Sport to Support Mental Health

When children and teens play sport, they experience a whole host of positive benefits not only in their physical wellness, but also their mental health. Physical activity that is moderate to vigorous, like running, going swimming or shooting baskets, releases endorphins, norepinephrine and lowers cortisol which means less stress and improved mood.

Numerous recent studies have shown that children and teens who are involved in sports have considerably higher levels of self-esteem, higher life satisfaction, greater protective benefit against depression, and a more positive body image. Sport programs can create a supportive and growth-inducing environment where children and teens are part of a community; feeling supported by their mates, coaches and involved parents.
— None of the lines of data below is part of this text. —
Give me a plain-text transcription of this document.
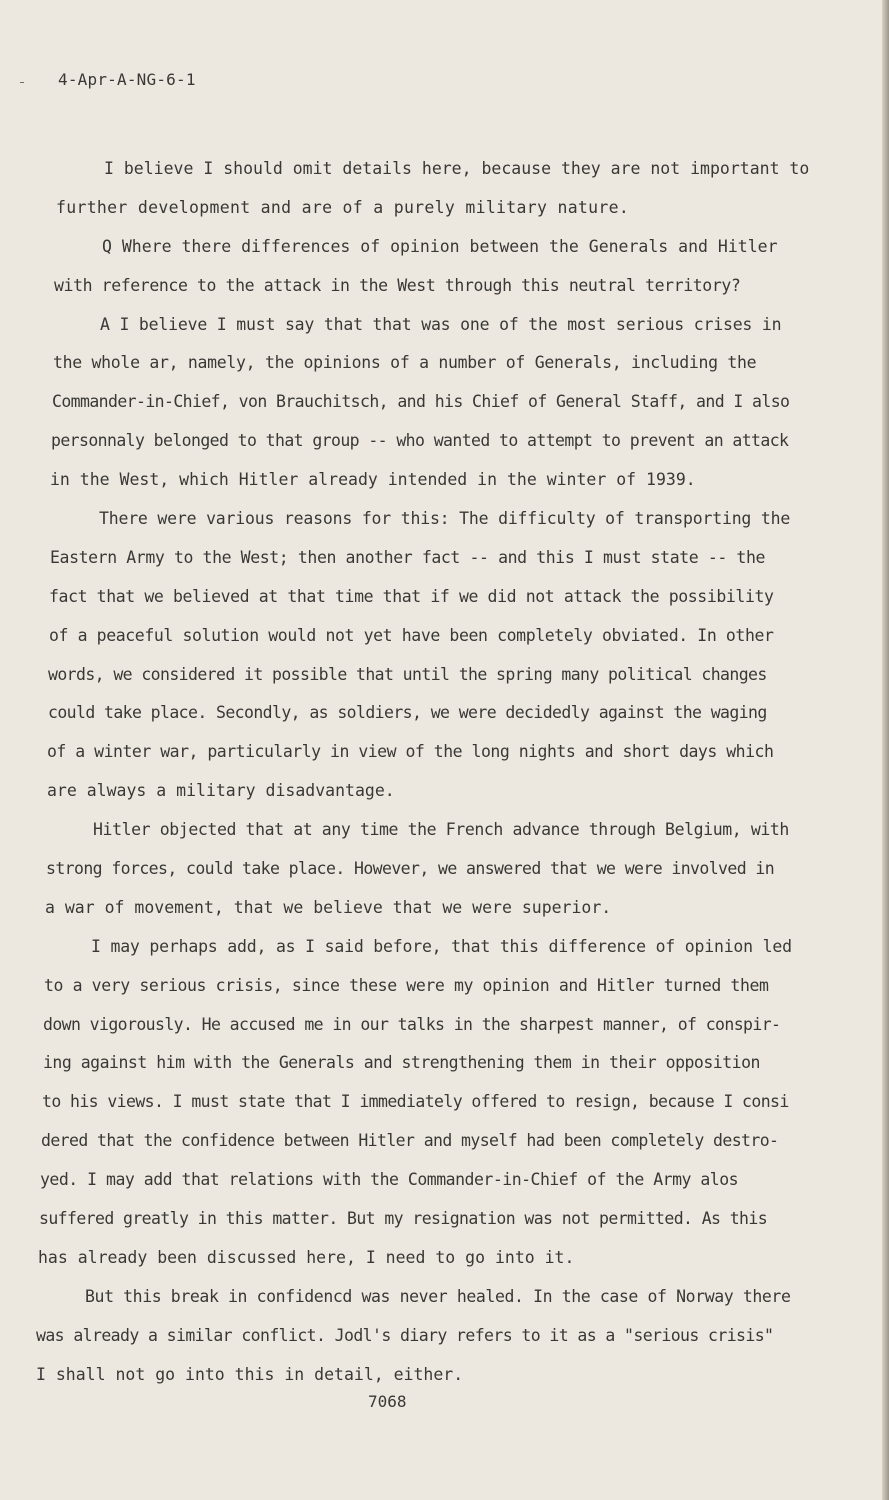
4-Apr-A-NG-6-1
I believe I should omit details here, because they are not important to
further development and are of a purely military nature.
Q Where there differences of opinion between the Generals and Hitler
with reference to the attack in the West through this neutral territory?
A I believe I must say that that was one of the most serious crises in
the whole ar, namely, the opinions of a number of Generals, including the
Commander-in-Chief, von Brauchitsch, and his Chief of General Staff, and I also
personnaly belonged to that group -- who wanted to attempt to prevent an attack
in the West, which Hitler already intended in the winter of 1939.
There were various reasons for this: The difficulty of transporting the
Eastern Army to the West; then another fact -- and this I must state -- the
fact that we believed at that time that if we did not attack the possibility
of a peaceful solution would not yet have been completely obviated. In other
words, we considered it possible that until the spring many political changes
could take place. Secondly, as soldiers, we were decidedly against the waging
of a winter war, particularly in view of the long nights and short days which
are always a military disadvantage.
Hitler objected that at any time the French advance through Belgium, with
strong forces, could take place. However, we answered that we were involved in
a war of movement, that we believe that we were superior.
I may perhaps add, as I said before, that this difference of opinion led
to a very serious crisis, since these were my opinion and Hitler turned them
down vigorously. He accused me in our talks in the sharpest manner, of conspir-
ing against him with the Generals and strengthening them in their opposition
to his views. I must state that I immediately offered to resign, because I consi
dered that the confidence between Hitler and myself had been completely destro-
yed. I may add that relations with the Commander-in-Chief of the Army alos
suffered greatly in this matter. But my resignation was not permitted. As this
has already been discussed here, I need to go into it.
But this break in confidencd was never healed. In the case of Norway there
was already a similar conflict. Jodl's diary refers to it as a "serious crisis"
I shall not go into this in detail, either.
7068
Strong and healthy relationships are at the core of children and teens’ needs to flourish, both now and throughout their life. Sport is a vehicle to fostering these bonds through face to face interactions and the positive and challenging experiences that teammates share. Strong friendships that can last a lifetime are often made through sports teams due to the aligning of children with similar interests.

Taking a wicket in cricket, scoring a goal in netball or their team winning a game can elevate confidence and self-efficacy. Playing sport fosters resilience, confidence, work ethic and dedication. Sport builds character through needing hard work to succeed and presenting challenges to be taken – with the rewards reaped boosting confidence and establishing lifelong patterns of success in other areas. Experiencing both winning and losing, things not always going to ‘plan’, and that many mistakes will be made, children and teens learn resilience when difficulties come. This resilience is paramount to mental health and will positively impact lifelong wellbeing.

Playing sport can give teens a positive view of their body and what it allows them to achieve. Young people are bombarded by messages telling them what their body should look like. When respect for the body is formed and what it can do is appreciated, teens can develop healthier attitudes toward their own body.